As a veteran CLM intern who isn’t doing SOS work this season, I was given the option to do a training alternative to the week-long workshop at Chicago Botanic Garden. After a couple weeks of hunting for desert botanical classes at Zyzx and the Jepson Herbarium, I stumbled on the jackpot: the California chapter of the Society for Ecological Restoration (SERCal) was holding its annual conference in mid-May at the University of California – Davis!
Private contractors, university professors, students, and nonprofit conservationists converged on the UC-Davis campus, many of them restoration professionals who have been in the field (literally) for decades. Their collective experience fit well into the conference theme: ‘Looking back…Leaping forward’. Much of the research presented at the conference examined the success or lack thereof of restoration projects that were 30+ years old. In this field, it’s rare to keep up with monitoring for that long, and some of the findings were not what I would have expected.
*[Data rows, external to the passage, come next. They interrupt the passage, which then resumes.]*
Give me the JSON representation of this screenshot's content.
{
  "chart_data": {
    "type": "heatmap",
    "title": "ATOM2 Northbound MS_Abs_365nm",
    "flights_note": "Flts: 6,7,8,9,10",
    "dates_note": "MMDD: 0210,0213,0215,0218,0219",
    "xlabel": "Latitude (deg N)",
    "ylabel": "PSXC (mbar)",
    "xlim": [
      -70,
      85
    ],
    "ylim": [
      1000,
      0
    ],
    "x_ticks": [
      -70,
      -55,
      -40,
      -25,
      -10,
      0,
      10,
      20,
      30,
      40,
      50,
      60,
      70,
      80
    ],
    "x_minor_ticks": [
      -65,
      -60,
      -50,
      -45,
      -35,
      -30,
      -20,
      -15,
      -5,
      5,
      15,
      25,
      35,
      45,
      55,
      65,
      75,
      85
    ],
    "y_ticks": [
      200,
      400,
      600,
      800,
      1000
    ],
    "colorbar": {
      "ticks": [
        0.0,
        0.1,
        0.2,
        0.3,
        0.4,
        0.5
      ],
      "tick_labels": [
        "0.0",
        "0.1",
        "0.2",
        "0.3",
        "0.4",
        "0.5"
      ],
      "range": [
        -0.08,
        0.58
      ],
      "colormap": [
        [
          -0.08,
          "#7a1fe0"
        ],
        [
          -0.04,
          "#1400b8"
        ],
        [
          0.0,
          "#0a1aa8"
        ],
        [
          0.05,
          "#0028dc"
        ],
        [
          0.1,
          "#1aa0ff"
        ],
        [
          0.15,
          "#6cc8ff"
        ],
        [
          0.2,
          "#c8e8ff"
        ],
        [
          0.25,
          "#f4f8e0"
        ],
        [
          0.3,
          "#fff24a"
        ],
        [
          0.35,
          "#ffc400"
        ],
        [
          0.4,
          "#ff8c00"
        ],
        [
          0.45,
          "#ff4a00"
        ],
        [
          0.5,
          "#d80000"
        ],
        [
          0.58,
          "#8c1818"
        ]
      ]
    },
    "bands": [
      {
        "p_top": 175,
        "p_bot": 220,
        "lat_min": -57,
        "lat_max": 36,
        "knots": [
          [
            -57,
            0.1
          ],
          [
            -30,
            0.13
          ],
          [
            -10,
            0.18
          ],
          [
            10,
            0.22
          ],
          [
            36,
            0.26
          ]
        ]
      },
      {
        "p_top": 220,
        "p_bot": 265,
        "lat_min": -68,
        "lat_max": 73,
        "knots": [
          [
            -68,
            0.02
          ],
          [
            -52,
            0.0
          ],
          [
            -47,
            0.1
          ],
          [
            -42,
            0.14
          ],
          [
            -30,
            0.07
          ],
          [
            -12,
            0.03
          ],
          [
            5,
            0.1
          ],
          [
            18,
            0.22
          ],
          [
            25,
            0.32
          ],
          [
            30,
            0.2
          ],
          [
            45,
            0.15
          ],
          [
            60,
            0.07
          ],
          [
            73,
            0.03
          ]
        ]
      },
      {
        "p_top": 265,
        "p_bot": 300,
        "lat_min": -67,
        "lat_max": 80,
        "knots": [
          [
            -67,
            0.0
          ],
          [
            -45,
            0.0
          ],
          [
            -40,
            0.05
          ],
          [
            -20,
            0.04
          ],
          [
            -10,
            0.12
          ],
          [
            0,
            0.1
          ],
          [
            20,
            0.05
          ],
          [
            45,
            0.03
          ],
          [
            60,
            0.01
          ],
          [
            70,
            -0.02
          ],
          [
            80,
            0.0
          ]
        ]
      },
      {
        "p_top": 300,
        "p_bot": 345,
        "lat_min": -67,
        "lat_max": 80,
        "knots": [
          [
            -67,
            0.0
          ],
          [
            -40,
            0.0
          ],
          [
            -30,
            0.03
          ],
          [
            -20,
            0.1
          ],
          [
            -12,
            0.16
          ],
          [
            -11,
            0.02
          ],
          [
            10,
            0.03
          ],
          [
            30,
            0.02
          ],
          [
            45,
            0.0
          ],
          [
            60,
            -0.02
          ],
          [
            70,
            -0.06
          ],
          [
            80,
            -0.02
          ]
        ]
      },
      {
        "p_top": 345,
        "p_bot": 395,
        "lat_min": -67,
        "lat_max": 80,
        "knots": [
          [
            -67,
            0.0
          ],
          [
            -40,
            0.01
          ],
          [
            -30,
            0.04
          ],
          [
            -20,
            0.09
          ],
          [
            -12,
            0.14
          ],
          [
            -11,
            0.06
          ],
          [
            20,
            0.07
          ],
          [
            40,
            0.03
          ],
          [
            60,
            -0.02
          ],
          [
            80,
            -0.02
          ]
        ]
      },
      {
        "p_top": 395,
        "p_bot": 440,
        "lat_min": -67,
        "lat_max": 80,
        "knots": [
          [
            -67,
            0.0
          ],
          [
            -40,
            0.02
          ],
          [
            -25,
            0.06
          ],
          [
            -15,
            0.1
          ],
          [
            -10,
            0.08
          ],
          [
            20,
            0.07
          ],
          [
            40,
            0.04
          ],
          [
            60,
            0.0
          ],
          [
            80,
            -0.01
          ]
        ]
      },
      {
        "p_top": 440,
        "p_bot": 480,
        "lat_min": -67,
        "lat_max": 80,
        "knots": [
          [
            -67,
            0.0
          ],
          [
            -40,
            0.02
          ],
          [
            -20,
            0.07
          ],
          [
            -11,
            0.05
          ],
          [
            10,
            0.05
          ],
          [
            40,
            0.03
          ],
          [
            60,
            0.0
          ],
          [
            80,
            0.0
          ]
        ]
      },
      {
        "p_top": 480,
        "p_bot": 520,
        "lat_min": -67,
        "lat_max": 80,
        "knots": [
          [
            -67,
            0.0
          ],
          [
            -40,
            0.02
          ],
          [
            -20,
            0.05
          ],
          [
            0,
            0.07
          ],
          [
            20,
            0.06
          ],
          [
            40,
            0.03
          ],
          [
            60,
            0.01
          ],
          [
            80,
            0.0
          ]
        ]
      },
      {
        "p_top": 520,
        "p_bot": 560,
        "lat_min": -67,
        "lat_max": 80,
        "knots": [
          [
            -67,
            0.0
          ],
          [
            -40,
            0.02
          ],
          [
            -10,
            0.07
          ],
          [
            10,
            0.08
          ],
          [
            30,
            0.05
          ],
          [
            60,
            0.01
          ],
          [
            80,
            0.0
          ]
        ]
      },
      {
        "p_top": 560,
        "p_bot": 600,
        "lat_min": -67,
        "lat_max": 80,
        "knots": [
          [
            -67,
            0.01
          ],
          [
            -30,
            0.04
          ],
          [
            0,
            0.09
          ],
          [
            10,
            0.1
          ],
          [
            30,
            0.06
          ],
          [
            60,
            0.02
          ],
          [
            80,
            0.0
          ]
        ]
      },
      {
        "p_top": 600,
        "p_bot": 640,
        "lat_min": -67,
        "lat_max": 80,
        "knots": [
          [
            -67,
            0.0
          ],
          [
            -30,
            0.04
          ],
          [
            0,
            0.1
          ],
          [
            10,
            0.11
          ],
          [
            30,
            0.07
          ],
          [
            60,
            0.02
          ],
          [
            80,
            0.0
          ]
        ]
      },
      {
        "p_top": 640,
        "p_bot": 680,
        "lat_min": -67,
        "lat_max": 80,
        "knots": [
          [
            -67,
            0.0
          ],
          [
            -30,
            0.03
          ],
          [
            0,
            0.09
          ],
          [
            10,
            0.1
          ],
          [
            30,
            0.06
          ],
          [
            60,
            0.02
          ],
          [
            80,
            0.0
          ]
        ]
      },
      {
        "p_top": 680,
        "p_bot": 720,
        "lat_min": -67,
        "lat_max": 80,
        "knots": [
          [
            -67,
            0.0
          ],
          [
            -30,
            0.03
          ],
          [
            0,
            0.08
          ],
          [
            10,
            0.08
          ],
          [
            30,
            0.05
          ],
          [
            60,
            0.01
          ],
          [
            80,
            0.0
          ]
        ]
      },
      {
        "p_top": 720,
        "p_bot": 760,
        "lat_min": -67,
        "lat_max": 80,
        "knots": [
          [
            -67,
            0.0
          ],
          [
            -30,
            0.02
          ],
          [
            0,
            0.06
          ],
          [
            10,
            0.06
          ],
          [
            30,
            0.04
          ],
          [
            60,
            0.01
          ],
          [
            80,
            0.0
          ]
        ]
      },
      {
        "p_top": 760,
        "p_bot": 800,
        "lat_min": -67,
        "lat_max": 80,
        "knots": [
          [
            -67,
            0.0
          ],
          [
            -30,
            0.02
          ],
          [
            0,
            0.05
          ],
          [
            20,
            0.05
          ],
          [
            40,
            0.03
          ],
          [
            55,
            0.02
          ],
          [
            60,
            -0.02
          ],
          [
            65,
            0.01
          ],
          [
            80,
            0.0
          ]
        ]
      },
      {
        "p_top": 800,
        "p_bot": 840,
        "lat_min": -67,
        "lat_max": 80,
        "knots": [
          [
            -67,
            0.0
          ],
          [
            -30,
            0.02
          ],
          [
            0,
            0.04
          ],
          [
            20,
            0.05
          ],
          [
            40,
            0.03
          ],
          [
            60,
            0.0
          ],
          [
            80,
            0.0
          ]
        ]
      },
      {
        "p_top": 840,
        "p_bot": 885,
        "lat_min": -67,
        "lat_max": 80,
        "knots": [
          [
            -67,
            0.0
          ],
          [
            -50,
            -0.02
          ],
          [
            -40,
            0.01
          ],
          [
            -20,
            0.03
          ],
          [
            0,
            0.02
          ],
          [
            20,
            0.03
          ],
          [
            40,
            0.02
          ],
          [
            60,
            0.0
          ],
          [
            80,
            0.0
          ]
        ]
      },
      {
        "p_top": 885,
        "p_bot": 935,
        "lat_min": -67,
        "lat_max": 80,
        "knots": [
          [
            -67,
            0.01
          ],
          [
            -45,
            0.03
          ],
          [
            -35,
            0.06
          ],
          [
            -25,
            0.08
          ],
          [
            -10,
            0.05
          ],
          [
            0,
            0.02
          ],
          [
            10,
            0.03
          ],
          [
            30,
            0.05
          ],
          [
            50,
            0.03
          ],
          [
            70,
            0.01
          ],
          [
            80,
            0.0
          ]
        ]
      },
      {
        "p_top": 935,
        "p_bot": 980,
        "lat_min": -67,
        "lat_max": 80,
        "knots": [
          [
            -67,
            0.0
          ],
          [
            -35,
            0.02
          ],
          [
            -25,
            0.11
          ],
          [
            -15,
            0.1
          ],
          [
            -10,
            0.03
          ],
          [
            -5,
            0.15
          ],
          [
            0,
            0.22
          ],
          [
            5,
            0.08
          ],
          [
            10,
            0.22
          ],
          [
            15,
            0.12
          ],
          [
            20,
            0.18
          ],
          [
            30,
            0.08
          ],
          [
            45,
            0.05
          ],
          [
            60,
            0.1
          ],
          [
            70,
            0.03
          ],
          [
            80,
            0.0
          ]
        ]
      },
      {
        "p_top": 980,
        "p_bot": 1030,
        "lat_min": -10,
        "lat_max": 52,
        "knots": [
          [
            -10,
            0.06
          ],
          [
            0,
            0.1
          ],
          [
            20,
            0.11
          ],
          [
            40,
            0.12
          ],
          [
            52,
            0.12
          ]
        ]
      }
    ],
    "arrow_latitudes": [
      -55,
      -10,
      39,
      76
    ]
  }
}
For instance, one presentation by the long-time native propagator and restorationist Ed Kleiner (Comstock Seed, Inc.) revealed an interesting trend in restoration sites across the Great Basin and Mojave Deserts. Initially, restored sites would be overtaken by invasive species like Halogeten glomeratus. However, after ten years of low-level maintenance that did not involve targeted herbicide spraying, Kleiner’s team found that the native shrubs they planted eventually outcompeted the Halogeten, and after 15-20 years, the site had matured into a thriving sagebrush community. I was pretty surprised at the success of this hands-off method, particularly in a region of the country that’s drowning in cheatgrass (Bromus). I guess only more time will tell if these restored ecosystems are as resilient as they look.
This year was also the first time that SERCal devoted an entire session to that ever-looming threat to ecological work: climate change. The talks in this session focused not so much on discrete studies as they did on frameworks for approaching climate-smart restoration and management. One presentation, by Tom Giraldi of Point Blue Conservation Science, highlighted the need for vulnerability assessments in restoration planning, and the use of past projects in predicting challenges. Another talk that focused on policy challenges advocated for “boldness in the face of uncertainty” – a not-so-subtle reminder that we are running out of time in which to act. Overall, researchers stressed the practice of asking smarter, more structured questions before and during the restoration process.
My favorite session (and that which was most applicable to my internship) was the one on native plant and seed source management. Presentations included germination work with rare species, the use of large-scale and sustainable agricultural practices for propagating native species, and the finer points of designing seed mixes for disturbed sites. Most touched upon the National Seed Strategy (NSS) and its importance in guiding long-term, interdisciplinary restoration projects, speaking of it as though it were a battle plan that could lead them through the uncertain mire of the future. As a CLM intern and a former SOS worker, I felt privileged to be part of a grand design of such importance.
Perhaps the most exciting take-away of mine from SERCal 2017 are the networks I built with the conservation professionals I met. One of them, Professor Neville Slade of Victor Valley College (VCC), located in the western Mojave Desert, is interested in helping his students plug into the NSS as CLM interns. In June, I’ll be visiting VCC to talk to these students about my experiences as a SOS/CLM intern. It’s my hope that I’ll be able to plant some seeds in these students’ heads that will grow into commitment to conservation and sustainable, long-lasting repair of the damage that we humans so easily wreak on this precious planet of ours.